Good morning! It’s “find-you-like-a-prospective-client-would” day.
It’s time to Google yourself, professionally. Not the name of your RIA, or your company, You.
What comes up on the first three pages? Check the images tab on the search. Is your pretty face found anywhere in the first 30 rows of images?
You’re an Expert
Prospective clients are looking for you. They are looking for information that confirms the positive things they have heard about you. When someone recommends you, your expert status needs to be validated by other sources. It has to be found somewhere other than your old bedroom’s trophy wall at your mom’s house.
BrightLocal’s 2014 consumer review survey shows that prospective clients want upwards of 10 reviews before making a decision to use your services. So if you are counting, the referral is one. More reference points are needed.
If information is not readily available, where do people look? BrokerCheck (FINRA’s database of advisors and investment firms) logged almost 20 million searches last year as consumers went digging for information. Yet, this information only confirms that you exist. It does little to validate your years of experience and education.
Danger of Not Being Found
There are, of course, dangers in having limited digital exposure.
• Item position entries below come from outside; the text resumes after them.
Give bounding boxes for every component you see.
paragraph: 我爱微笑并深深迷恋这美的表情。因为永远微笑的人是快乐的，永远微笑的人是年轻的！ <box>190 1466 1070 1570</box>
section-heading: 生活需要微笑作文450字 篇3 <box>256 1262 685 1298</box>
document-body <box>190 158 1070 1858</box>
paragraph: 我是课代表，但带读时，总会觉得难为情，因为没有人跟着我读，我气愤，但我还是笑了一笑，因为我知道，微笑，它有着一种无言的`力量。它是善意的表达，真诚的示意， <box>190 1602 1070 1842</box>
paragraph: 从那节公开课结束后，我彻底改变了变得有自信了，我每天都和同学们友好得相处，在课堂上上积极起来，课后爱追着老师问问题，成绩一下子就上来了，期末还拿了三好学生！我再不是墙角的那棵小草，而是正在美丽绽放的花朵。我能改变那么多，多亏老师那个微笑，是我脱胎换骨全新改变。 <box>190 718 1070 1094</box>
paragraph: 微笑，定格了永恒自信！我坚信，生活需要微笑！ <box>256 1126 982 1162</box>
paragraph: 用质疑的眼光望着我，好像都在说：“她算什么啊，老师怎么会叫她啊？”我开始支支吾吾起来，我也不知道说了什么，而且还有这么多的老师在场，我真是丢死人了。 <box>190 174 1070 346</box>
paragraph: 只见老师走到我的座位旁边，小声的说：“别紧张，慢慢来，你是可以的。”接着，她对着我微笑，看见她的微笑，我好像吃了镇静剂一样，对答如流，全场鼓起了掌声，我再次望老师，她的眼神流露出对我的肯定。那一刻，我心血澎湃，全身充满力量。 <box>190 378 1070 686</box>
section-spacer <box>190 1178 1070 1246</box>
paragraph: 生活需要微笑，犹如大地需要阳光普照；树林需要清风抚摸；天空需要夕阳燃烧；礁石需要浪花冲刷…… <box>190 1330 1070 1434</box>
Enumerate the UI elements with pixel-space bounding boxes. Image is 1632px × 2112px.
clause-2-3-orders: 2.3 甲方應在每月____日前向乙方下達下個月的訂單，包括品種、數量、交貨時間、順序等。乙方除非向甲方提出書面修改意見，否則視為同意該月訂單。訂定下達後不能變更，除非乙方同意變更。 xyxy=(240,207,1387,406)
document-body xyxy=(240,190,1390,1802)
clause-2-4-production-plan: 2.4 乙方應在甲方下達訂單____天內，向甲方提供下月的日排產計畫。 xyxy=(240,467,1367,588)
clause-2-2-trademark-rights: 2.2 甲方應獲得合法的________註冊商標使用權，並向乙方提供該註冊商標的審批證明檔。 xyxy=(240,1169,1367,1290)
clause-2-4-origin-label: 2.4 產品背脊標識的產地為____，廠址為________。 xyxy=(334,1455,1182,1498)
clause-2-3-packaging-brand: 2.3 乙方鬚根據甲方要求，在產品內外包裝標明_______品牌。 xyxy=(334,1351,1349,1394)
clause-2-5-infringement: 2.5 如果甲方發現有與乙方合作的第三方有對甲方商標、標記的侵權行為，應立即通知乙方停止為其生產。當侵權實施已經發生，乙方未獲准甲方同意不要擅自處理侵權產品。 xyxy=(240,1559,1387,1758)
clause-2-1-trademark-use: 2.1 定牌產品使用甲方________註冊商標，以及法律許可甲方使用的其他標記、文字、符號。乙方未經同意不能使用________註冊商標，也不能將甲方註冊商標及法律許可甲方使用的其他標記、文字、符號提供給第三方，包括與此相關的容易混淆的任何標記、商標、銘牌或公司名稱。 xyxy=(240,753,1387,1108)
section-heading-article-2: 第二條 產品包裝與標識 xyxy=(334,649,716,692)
It can leave you wildly exposed to anyone who might write about you.
I recently sat with an advisor at Wells Fargo who is in his mid-fifties. He stated he was happy that there was limited information about him online and he wanted to keep it that way. We were sitting in his office, so I asked him to Google himself. On page one, the second search result displayed two unflattering reviews about him.
“What?!? Where did those come from?” He was beside himself. He embarrassingly spit out stories of two clients who had lost money in 2008. “It was 7 years ago! How do I get those taken down?”
With little more than a company website to represent you online, advisers can find themselves in the untenable position of having others control the message about their professional skills. For better and often times worse, most of the review sites are found on page one in search results. Having negative information show up in search results can directly affect an adviser’s ability to convert referrals.
Every Financial Professional Needs a Website: You control the message
Having an informative, well designed website sends a message that you exist, you are an expert, and have history in your industry. The reality is “showing up” is half the battle. People want to believe you are the expert the referral touted. Having a website that confirms that information multiple times and in multiple ways allows prospective clients to shorten their search for information about you.
More information is better
Search engines such as Google, Yahoo!, and Bing like records. The more the better. The more positive information that can be found about you the better the search outcomes.
Here’s what your website should have:
This may seem obvious but it is frequently overlooked. Make sure prospective clients visiting your site can reach you at the office. Don’t be afraid to put your corporate phone number on your site. The price you pay for transparency and access is worth its weight in new clients. No need to build a contact form. Contact forms with email style collection boxes are not widely used by people just doing background searches. Ideally, your name and contact information would be in the header or footer of every page.
An “About Me” page
Having an “About Me” page can be helpful to prospective clients as it can provide access points where common interests can be shared. Where you went to school, a few details about family, and hobbies are plenty to humanize you and allows for a measure of personal connection. This is the place to highlight professional experience, awards, accomplishments, and all things that bring you professional notoriety—but be sure to keep it professional and brief.
There is no greater asset to the financial advisor needing passive validation than a blog of articles. Blog articles can show:
History of experience – articles that cover specific historical events: market crashes, political events, etc.
Topical expertise – articles covering a wide range of financial issues, concerns, and challenges
Expert consistency – consistent writing demonstrates your experience over a long period of time
Links to Social Media
Having links to your professional social media pages where you contribute regularly confirms in another dimension that you exist, are professional, and others are listening to your expert advice. Make it easy for people to “discover” it for themselves.
Links to press
If you contribute to publications or have had press written about you your website is an appropriate place to showcase this information.
Remember, prospective clients care much less about the reputation of your company and need to believe you are the expert who will solve their problem. Focus on creating a mountain of information about yourself that demonstrates this effectively and your next referrals will be a breeze.